Mitigations Microsoft recommends and detection realities

Microsoft offers concrete defensive steps aimed at reducing exposure to the web‑based delivery chains and the utilities attackers abuse. Recommended actions include:

  • Avoid copying and executing instructions in command interpreters, particularly when those instructions claim to “fix” an error or verify a user is human.
  • Enforce web filters, block low‑reputation or newly registered domains, and restrict access to online resources that are not required for business operations.
  • Use application control rules to restrict launching content from remote resources with tools such as PowerShell, Python, mshta.exe, or rundll32.exe — especially when execution would originate from user‑writable paths.
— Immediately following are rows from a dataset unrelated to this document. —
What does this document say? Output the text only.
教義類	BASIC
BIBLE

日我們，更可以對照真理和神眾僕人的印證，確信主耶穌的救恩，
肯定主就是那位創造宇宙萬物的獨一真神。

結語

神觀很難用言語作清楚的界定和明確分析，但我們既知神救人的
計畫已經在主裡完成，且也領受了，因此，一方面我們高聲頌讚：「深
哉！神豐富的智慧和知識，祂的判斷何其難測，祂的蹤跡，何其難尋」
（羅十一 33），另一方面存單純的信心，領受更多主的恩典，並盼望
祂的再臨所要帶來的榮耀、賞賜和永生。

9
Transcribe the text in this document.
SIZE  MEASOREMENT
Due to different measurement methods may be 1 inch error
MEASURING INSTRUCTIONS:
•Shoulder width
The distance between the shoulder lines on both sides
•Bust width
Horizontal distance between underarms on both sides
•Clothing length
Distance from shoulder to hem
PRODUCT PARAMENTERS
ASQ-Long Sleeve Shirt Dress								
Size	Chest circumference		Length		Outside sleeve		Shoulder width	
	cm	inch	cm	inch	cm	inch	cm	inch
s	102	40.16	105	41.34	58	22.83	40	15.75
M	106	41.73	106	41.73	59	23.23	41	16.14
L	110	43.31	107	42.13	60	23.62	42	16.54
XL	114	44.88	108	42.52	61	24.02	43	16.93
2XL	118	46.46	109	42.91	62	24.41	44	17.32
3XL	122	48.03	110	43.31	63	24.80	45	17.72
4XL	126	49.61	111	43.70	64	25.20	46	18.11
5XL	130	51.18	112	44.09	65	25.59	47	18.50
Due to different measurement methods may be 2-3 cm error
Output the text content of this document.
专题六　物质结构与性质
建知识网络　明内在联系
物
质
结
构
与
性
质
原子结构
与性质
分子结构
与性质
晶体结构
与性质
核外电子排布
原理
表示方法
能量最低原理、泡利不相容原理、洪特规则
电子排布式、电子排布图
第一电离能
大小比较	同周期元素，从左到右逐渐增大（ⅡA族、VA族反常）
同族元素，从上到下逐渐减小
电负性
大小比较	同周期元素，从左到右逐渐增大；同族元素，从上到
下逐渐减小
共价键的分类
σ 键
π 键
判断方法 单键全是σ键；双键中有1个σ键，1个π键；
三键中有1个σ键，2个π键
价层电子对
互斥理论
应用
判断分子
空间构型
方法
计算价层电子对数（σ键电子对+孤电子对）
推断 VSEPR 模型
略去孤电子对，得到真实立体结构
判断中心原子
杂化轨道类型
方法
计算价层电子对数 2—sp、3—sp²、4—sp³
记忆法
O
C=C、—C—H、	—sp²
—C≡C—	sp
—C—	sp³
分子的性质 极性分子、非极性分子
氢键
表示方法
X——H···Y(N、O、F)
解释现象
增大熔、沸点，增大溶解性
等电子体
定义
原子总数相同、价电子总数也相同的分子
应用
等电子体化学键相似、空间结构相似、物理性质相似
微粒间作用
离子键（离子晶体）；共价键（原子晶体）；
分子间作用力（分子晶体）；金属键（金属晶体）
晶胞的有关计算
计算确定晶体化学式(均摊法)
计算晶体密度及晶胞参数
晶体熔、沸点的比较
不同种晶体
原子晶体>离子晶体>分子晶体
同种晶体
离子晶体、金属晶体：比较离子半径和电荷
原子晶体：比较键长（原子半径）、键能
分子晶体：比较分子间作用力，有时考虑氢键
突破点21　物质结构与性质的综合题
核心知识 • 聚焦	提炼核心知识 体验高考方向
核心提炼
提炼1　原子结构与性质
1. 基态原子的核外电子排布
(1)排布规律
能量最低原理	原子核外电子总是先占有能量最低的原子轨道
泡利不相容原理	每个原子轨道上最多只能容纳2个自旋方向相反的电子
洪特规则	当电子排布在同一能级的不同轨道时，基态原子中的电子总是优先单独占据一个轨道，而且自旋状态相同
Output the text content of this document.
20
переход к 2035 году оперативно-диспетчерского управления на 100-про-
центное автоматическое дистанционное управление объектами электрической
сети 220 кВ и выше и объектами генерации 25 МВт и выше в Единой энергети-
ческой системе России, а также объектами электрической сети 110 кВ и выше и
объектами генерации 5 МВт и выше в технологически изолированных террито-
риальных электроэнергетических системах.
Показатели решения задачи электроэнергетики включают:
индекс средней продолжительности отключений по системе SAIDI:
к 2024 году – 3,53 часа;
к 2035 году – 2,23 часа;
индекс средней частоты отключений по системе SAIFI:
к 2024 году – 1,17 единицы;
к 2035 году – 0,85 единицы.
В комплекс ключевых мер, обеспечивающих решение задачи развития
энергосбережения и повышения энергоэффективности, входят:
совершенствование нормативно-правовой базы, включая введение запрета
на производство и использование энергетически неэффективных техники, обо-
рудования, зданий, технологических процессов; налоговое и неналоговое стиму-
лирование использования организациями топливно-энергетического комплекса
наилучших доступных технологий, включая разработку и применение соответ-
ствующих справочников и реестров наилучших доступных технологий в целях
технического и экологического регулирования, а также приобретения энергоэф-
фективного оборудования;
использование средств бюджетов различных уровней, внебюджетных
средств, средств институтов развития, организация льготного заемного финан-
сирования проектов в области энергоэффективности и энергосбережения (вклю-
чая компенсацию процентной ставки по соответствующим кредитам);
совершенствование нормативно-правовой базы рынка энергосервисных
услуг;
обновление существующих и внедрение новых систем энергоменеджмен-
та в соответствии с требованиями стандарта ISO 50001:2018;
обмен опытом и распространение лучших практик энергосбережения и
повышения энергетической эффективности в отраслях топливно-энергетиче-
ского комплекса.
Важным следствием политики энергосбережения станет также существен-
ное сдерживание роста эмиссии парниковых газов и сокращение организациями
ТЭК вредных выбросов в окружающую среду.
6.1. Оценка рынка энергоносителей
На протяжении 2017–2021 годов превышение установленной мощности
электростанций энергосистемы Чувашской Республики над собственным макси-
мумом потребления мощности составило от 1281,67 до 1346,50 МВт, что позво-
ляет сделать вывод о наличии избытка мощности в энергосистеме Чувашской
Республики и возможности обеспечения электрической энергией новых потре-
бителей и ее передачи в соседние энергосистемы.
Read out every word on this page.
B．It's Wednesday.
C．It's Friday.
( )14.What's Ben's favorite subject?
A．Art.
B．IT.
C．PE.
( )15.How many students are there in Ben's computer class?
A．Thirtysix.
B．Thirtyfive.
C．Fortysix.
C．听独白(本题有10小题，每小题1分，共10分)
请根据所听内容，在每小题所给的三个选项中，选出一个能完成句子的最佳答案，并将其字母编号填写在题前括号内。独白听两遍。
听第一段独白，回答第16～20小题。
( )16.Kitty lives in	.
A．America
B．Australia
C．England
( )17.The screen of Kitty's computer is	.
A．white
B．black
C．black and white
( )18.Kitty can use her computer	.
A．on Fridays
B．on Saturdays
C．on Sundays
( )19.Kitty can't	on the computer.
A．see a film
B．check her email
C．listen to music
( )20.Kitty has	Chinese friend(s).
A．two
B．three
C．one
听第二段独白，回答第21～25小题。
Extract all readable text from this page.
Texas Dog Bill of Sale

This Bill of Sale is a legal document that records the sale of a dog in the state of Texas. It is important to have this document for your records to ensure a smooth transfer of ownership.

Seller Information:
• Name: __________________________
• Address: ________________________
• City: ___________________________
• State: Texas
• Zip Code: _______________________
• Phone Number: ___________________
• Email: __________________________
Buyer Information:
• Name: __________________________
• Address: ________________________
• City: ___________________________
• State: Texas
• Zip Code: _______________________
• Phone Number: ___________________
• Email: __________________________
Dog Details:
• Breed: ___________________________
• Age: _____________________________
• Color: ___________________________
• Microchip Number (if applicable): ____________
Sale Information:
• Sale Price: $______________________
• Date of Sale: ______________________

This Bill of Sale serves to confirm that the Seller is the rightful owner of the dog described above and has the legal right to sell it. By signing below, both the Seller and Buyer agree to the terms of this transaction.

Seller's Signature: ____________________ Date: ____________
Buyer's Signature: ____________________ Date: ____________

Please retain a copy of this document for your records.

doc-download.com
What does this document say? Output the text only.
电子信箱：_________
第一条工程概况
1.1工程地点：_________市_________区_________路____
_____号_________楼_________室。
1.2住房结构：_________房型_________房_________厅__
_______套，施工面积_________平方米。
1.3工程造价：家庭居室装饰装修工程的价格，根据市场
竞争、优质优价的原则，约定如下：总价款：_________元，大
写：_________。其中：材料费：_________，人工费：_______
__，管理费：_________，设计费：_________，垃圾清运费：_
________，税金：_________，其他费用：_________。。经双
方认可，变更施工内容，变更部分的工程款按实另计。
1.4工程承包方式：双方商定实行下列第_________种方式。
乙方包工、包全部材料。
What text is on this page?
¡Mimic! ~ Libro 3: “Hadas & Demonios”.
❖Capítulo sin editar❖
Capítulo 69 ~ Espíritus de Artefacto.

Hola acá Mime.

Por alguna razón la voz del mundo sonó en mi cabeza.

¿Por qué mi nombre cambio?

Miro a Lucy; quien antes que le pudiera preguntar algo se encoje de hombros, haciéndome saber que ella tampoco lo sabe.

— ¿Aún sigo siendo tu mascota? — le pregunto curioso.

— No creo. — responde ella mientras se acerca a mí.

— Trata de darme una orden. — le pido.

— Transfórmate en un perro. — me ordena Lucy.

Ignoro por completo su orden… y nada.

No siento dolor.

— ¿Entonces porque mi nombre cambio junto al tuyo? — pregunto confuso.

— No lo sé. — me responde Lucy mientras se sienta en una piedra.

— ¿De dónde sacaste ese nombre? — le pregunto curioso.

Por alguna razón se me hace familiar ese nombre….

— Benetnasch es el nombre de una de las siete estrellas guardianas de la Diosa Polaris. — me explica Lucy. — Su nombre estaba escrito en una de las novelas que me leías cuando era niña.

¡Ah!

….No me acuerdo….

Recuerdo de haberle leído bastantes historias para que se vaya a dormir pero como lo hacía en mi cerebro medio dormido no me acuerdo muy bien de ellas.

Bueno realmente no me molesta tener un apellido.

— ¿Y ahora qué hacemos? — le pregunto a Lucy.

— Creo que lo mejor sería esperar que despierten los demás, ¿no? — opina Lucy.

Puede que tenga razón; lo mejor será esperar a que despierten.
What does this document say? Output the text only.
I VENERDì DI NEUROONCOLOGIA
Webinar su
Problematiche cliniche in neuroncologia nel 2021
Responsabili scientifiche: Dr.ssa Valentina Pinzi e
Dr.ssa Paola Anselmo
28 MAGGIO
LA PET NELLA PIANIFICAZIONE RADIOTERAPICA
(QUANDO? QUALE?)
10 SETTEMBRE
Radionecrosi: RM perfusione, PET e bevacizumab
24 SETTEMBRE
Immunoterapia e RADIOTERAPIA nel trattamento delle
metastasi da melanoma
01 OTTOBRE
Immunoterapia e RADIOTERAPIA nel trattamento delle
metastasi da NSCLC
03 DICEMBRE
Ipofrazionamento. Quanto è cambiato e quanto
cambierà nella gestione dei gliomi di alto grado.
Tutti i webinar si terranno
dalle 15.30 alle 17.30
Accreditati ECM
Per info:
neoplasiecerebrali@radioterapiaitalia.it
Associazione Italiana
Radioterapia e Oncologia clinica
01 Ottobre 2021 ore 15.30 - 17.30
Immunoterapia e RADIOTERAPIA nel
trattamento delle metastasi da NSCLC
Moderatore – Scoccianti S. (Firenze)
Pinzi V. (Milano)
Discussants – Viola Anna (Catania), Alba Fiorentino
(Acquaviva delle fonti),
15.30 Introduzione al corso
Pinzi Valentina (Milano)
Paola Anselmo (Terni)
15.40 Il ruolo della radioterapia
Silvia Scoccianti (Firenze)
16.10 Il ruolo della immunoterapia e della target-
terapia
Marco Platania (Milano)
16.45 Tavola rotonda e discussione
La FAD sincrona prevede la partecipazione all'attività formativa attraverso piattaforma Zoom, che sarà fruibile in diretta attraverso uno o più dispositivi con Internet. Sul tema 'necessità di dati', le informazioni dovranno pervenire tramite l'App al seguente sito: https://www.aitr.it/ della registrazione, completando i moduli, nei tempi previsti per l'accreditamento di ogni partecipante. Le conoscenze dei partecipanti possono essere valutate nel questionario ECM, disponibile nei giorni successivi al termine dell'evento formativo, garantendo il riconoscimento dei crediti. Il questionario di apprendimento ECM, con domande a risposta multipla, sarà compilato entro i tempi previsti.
Microsoft’s report also includes a larger list of mitigations and a set of indicators of compromise specific to the ACR Stealer activity it observed.

Separately, the source notes a detection gap: security teams log 54% of successful attacks but alert on just 14%, underscoring how many intrusions can move through environments unseen.

What this means for security teams, enterprises, and end users

Security teams should monitor WebDAV access patterns, MSHTA invocation, and scheduled tasks masquerading as software updates; they should apply the application control and web‑filtering recommendations Microsoft provides. Enterprises and procurement leaders must consider restricting unnecessary remote‑resource access and vetting services that host content reachable from employee systems. End users should be trained not to paste and execute terminal or command‑line instructions received in prompts or “fix” messages and to report unusual prompts to their security teams.

Microsoft’s advisory closes on a cautionary note: the two chains it details are among the most prevalent but are not exhaustive. That leaves organizations with a concrete question—will defenders apply the recommended controls and monitoring to prevent ACR Stealer variants from exploiting other, unobserved execution paths?